Костя поднялся с земли и процедил сквозь прозрачные зубки:
— Вы, Жеводанов, пакость.
— Что... что ты, мальчишоночка, говоришь?
— Во-первых, прекратите меня так называть!
— Ну не-е-е! — клацнул Жеводанов зубами.
— Во-вторых, потрудитесь не распускать руки.
Жеводанов смущенно посмотрел на большие грязные руки, от которых разило псиной, и послушно убрал их в стороны. Хлытин с чувством собственного превосходства смотрел на Жеводанова. Пусть тот сильнее и многое повидал, но ничего не знает солдафон ни про Максимилиана Волошина, ни про Мережковского, ни про скифство Иванова-Разумника, которое обязательно закружит, взбодрит весь мир. А особенно не знает офицер того, что Разумник не просто Иванов, а неожиданный Иванов. Что толку от человека, пусть трижды героя, если он думать не умеет? Какую пользу извлечет его ум? Что нового он скажет миру? Это ведь, считай, и не было подвига, если, когда просят рассказать о нем, герой отвечает: «Ну... э-э-э... вот что вам скажу... Да-с. Порядок должен быть». Костя был уверен, что жить надо не по совести, а по искусству. Иначе тут же забудут. Вон жили в веках бесчисленные миллионы, так где они? Из мертвой топи потомки выловили десяток-другой человек, а остальные? Остальных точно и не существовало. Потому что по природе своей это были типичные Жеводановы, смеющиеся над поэзией.
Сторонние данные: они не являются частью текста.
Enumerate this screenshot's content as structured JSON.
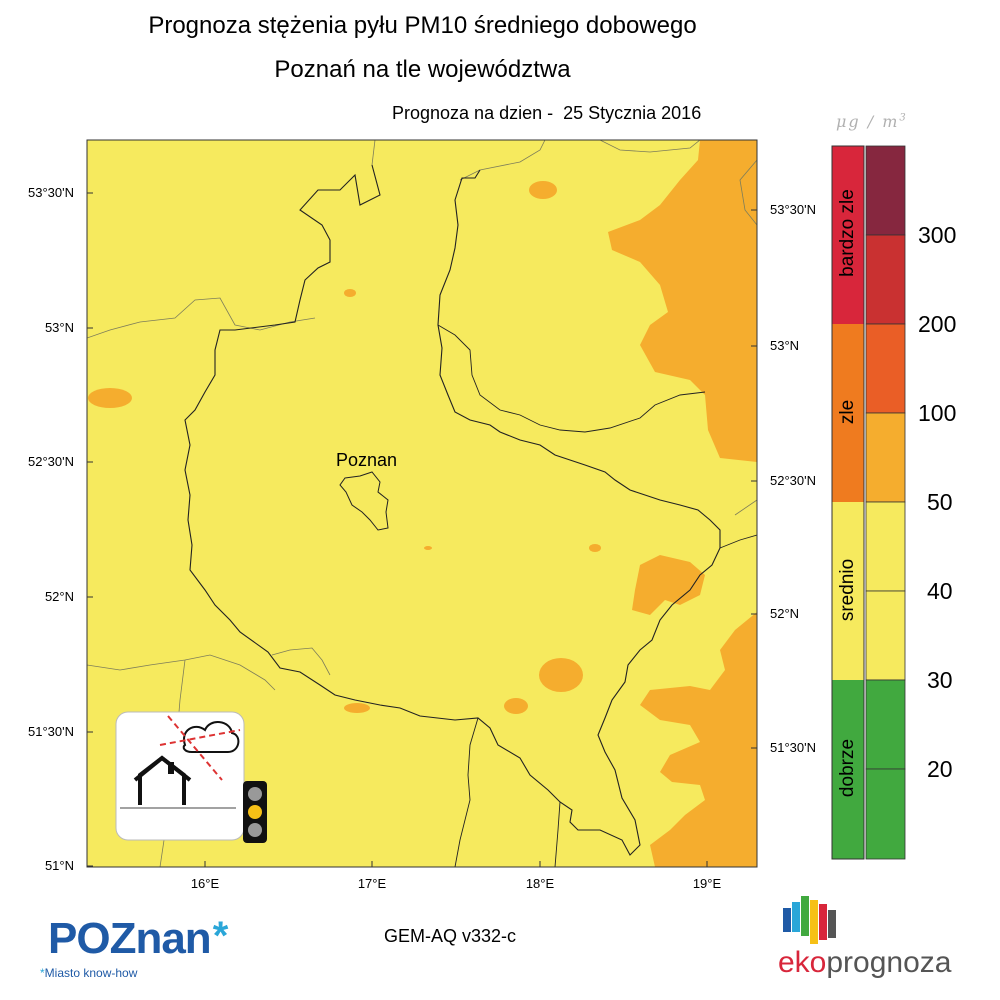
{
  "header": {
    "title_line1": "Prognoza stężenia pyłu PM10 średniego dobowego",
    "title_line2": "Poznań na tle województwa",
    "forecast_date": "Prognoza na dzien -  25 Stycznia 2016"
  },
  "map": {
    "city_label": "Poznan",
    "lat_labels_left": [
      "53°30'N",
      "53°N",
      "52°30'N",
      "52°N",
      "51°30'N",
      "51°N"
    ],
    "lat_labels_right": [
      "53°30'N",
      "53°N",
      "52°30'N",
      "52°N",
      "51°30'N"
    ],
    "lon_labels": [
      "16°E",
      "17°E",
      "18°E",
      "19°E"
    ],
    "background_color": "#f6ea5e",
    "hotspot_color": "#f5ad2e",
    "inset_icon": "smog-house-traffic-light-icon"
  },
  "legend": {
    "unit": "μg / m",
    "unit_exponent": "3",
    "categories": [
      {
        "label": "bardzo zle",
        "color": "#d8263b"
      },
      {
        "label": "zle",
        "color": "#ef7b1f"
      },
      {
        "label": "srednio",
        "color": "#f6ea5e"
      },
      {
        "label": "dobrze",
        "color": "#41a93f"
      }
    ],
    "scale_levels": [
      {
        "value": "300",
        "color": "#86273f"
      },
      {
        "value": "200",
        "color": "#c93131"
      },
      {
        "value": "100",
        "color": "#ea5e26"
      },
      {
        "value": "50",
        "color": "#f5ad2e"
      },
      {
        "value": "40",
        "color": "#f6ea5e"
      },
      {
        "value": "30",
        "color": "#f6ea5e"
      },
      {
        "value": "20",
        "color": "#41a93f"
      }
    ]
  },
  "footer": {
    "poznan_logo": "POZnan",
    "poznan_star": "*",
    "poznan_tagline": "Miasto know-how",
    "model": "GEM-AQ v332-c",
    "eko_logo_a": "eko",
    "eko_logo_b": "prognoza"
  }
}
— В-третьих, — голос Хлытина задрожал, — мне надоело слушать про вашу тягу к Танатосу. Если вы так хотите расстаться с жизнью, то почему медлите? Что, мало смерти кругом?
— Мало, — сверкнули глаза Жеводанова. — Оч-чень мало.
— Мало?!
— Запомни, мальчишоночка, — напутствовал офицер, — ничего нет прекраснее смерти. Любят многажды, как и убивают. Родить можно три, шесть или вот как здесь — по десять раз. Все чувства берутся из любого повода и для любого дела. Даже кошечки салонной фифы — и те между собой дружат. Но вот смерть... свою смерть можно испытать только единожды. Она не дана в ощущениях. Вот ты, книгочей, знаешь ли, каково это — умирать? Кто из твоих писателей об этом знает? А никто! О своей смерти не напишешь, а о чужой — всегда неправда.